Background Hand osteoarthritis (HOA) is one of the three most common subsets of osteoarthritis. So far, HOA diagnosis has relied on clinical (pain and finger joint nodes) and radiological features. Conventional radiographs (CR) can assess only subchondral bone. However, ultrasound (US) could detect synovial inflammation, even in the absence of clinically detectable signs of inflammation.
Objectives To describe ultrasound abnormalities in HOA in order to assess eventual association between these lesions and clinical symptoms.
Methods Patients at a hospital-based outpatient rheumatology clinic who met American College of Rheumatology criteria  for HOA were included. Demographic and clinical data (Visual analogue scale (VAS), the Australian Canadian osteoarthritis hand index (AUSCAN) pain, tender and swollen joint count) were collected for each patient. Ultrasonography (Esaote MyLab 60 machine and a 13-18 MHz linear array transducer) and plain radiographs of the hands were performed in all participants. The sonographer was a rheumatologist with theoretical and practical training in musculoskeletal ultrasonography and blinded to clinical features. The following joints were assessed: metacarpophalangeal (MCP) 1–5, proximal interphalangeal (PIP) 1–5, distal interphalangeal (DIP) 2–5 and trapezio-metacarpal (TM) joints. Allover, 720 joints were explored. In B mode, erosion, synovial hypertophy and effusion were defined with the OMERACT criteria. In power Doppler mode, the inflammatory activity was evaluated.
Results We included 24 women with symptomatic HOA between July and December 2013. Their mean age was 59,6 years (range, 44-76). All participants were right-handed. Median VAS and AUSCAN pain were 38mm and 7,5, respectively. Mean Dreiser algofunctional index was 8.03±6 (range, 1-19). Their mean symptom duration was 5 years (range, 1-20years), it consists in pain in 21 cases and stiffness in 8 cases. Mean number of Heberden's and Bouchard's nodes were 3,8 (±2,9) and 1.5 (±1,8), respectively. The average number of painful joint was either spontaneously at 2,08 (±5,45) or upon squeezing at 3.58 (±6,3) and with swelling at 0,33 (±0,7). Erosions were detected in 89/720 (12.3%) small joints by US and in 152/720 (24%) small joints by CR (p=0,005).
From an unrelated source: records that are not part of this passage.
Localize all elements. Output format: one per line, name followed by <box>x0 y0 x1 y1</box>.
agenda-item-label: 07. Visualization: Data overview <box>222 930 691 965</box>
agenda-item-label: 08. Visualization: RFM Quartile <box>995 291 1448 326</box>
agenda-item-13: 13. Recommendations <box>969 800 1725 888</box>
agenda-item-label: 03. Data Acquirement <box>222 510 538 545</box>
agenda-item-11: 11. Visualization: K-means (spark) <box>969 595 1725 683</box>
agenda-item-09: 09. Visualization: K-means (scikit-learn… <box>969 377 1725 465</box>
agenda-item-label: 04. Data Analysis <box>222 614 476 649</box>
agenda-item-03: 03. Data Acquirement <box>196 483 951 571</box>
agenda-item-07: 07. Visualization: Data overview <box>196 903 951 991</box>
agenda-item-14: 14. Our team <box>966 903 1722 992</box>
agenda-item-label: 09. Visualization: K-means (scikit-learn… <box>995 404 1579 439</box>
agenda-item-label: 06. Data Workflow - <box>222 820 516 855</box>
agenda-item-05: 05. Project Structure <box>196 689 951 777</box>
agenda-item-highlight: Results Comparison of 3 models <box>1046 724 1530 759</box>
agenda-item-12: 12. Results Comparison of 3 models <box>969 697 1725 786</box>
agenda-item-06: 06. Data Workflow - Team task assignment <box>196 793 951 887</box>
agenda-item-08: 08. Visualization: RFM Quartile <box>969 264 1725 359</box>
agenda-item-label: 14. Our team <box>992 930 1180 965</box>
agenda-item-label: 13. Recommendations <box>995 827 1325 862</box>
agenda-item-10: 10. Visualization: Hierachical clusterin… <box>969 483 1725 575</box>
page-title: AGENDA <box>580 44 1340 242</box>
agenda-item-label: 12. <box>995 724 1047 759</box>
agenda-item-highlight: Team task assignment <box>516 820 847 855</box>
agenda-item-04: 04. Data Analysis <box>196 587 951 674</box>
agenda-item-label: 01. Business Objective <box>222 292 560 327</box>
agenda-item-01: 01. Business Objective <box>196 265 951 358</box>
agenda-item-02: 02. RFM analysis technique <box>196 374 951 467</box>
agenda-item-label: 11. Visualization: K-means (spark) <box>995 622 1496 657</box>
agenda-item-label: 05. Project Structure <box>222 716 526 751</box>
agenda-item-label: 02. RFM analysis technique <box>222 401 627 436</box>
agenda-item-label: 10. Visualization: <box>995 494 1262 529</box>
Osteophytes were detected in 137/720small joints by US, and in 159/720small joints by CR (p=0,5). Thickened synovium was found in 22/720, effusion in 79/720 and increased power Doppler in 14/720small joints. Effusion were distributed between the PIP (91%) and DIP (9%), synovites between PIP (n=3), DIP (n=8), TM (n=7) and power Doppler imaging between PIP (n=3), DIP (n=6) and TM (n=5). The number of tender joint was significantly correlated with presence of an effusion by US (r =0.49, p<0.0001) but not correlated with a positive Doppler signal (r=-0.12, p=0.02).
Conclusions Our study showed that effusion is correlated with the number of tender joint. US detect inflammatory changes in small hand joints in the vast majority of patients with HOA. It suggests that current treatment modalities are inadequate treatment for this disease
Altman R, Alarcon G, Appelrouth D, et al. The American Rheumatology critera for the classification and reporting of the hand 1990;33:1601–10.